Here you can get an overview of the different runtime options available when using TALP.

A good way to get started is to just run your application and let TALP report the metrics at the end of the execution.

If you already have some executions of your application using TALP, you might want to check out TALP-Pages which can generate some plots using your JSON files.

Reporting POP metrics at the end of the execution

After installing DLB you can use TALP depending on the used programming models to report metrics at the end of the execution.

Note

Note that the flags shown below are the minimum requirements for TALP to report metrics at the end of the execution. You can also use --talp-output-file to generate CSV or JSON formatted files. More info in the options section below.

MPI-only executions

To gather and report the MPI-based performance metrics, you can run your application with libdlb_mpi pre-loaded and activate TALP by setting the DLB_ARGS:

DLB_PREFIX="<path-to-DLB-installation>"

export DLB_ARGS="--talp"
mpirun <options> env LD_PRELOAD="$DLB_PREFIX/lib/libdlb_mpi.so" ./foo

You will get a report similar to this on stderr at the end of the execution:

DLB[<hostname>:<pid>]: ############### Monitoring Region POP Metrics ###############
DLB[<hostname>:<pid>]: ### Name:                                     Global
DLB[<hostname>:<pid>]: ### Elapsed Time:                             5 s
DLB[<hostname>:<pid>]: ### Average IPC:                              0.23
DLB[<hostname>:<pid>]: ### Parallel efficiency:                      0.40
DLB[<hostname>:<pid>]: ### MPI Parallel efficiency:                  0.67
DLB[<hostname>:<pid>]: ###   - MPI Communication efficiency:         0.83
DLB[<hostname>:<pid>]: ###   - MPI Load Balance:                     0.80
DLB[<hostname>:<pid>]: ###       - MPI Load Balance in:              0.80
DLB[<hostname>:<pid>]: ###       - MPI Load Balance out:             1.00

OpenMP-only executions

As TALP relies on the OMPT interface to inspect runtime behavior of OpenMP, the runtime implementation needs to support this.
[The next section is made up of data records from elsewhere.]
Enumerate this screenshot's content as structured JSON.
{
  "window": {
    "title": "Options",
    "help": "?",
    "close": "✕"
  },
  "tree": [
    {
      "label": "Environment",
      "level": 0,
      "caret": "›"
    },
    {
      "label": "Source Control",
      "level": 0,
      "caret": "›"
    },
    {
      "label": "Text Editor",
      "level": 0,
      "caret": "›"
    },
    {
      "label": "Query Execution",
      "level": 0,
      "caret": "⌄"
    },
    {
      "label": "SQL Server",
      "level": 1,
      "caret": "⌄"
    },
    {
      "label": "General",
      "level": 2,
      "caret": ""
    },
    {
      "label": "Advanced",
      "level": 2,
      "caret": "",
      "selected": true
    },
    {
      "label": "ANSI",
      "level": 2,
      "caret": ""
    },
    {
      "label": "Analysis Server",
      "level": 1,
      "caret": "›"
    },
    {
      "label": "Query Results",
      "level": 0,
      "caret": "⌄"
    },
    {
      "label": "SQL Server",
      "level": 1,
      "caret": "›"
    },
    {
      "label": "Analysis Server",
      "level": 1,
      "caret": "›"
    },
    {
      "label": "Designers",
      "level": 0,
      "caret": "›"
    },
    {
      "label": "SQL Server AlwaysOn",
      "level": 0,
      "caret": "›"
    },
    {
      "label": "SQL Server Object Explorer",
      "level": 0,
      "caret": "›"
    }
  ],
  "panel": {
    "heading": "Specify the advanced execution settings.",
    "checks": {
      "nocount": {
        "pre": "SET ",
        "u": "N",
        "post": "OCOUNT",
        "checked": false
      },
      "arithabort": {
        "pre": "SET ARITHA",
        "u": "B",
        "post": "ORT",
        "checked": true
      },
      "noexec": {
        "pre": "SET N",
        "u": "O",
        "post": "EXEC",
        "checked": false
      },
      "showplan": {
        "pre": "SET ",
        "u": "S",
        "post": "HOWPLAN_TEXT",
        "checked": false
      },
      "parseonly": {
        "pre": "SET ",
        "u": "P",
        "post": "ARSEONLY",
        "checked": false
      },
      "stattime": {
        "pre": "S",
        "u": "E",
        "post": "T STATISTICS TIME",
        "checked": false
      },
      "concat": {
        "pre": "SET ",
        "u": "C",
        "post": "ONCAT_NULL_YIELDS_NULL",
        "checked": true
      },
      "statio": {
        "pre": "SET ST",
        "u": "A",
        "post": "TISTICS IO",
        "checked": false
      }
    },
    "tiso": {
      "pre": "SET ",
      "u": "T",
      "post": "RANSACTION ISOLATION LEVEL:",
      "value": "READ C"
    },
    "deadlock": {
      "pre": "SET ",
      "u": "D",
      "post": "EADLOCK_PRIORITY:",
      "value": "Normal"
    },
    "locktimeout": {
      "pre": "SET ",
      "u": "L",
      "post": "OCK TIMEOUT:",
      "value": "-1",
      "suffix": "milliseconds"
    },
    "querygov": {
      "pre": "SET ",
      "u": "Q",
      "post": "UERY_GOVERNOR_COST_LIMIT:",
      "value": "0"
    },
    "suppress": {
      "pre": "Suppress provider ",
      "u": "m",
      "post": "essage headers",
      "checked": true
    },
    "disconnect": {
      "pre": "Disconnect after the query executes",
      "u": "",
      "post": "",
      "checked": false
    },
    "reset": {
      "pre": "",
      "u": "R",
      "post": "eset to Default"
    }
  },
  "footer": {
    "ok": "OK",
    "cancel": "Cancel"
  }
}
Below you can find a table of currently supported runtimes and the respective compilers.

Compiler / Runtime

Support for TALP OpenMP metrics

LLVM-compilers like clang,clang++

supported with version >=8.0.0

Intel Classic-compilers icc,icpc

supported with version >=19.0.1

Intel LLVM-compilers icx,icpx

supported

GNU compilers gcc,g++,gfortran

not supported (see note below)

Cray clang compilers craycc,crayc++

supported with version >=17.0.0

If you are using any supported compiler in the table above to build your application, you can execute your application like this to gather OpenMP performance metrics with TALP:

DLB_PREFIX="<path-to-DLB-installation>"

export DLB_ARGS="--talp --ompt --talp-openmp"
# "--ompt" enables the OMPT tool in DLB
# "--talp-openmp" enables collection of OpenMP metrics
mpirun <options> env LD_PRELOAD="$DLB_PREFIX/lib/libdlb.so" ./foo

Note

Since LLVM’s OpenMP runtime supports the GOMP interface, you can compile and link applications with GCC and explicitly link against the LLVM OpenMP runtime using:

gcc your_app.c -L<llvm_openmp_lib_dir> -Wl,-rpath,<llvm_openmp_lib_dir> -lomp

This allows you to use the LLVM OpenMP runtime even when compiling with GCC.

Note

The compilers listed here are relevant only for their default OpenMP runtimes. This does not refer to the compiler used to build the DLB library.

Hybrid (OpenMP+MPI) executions

For hybrid applications, TALP also needs an OpenMP runtime with OMPT support. Please make sure that you use a supported compiler to build your application.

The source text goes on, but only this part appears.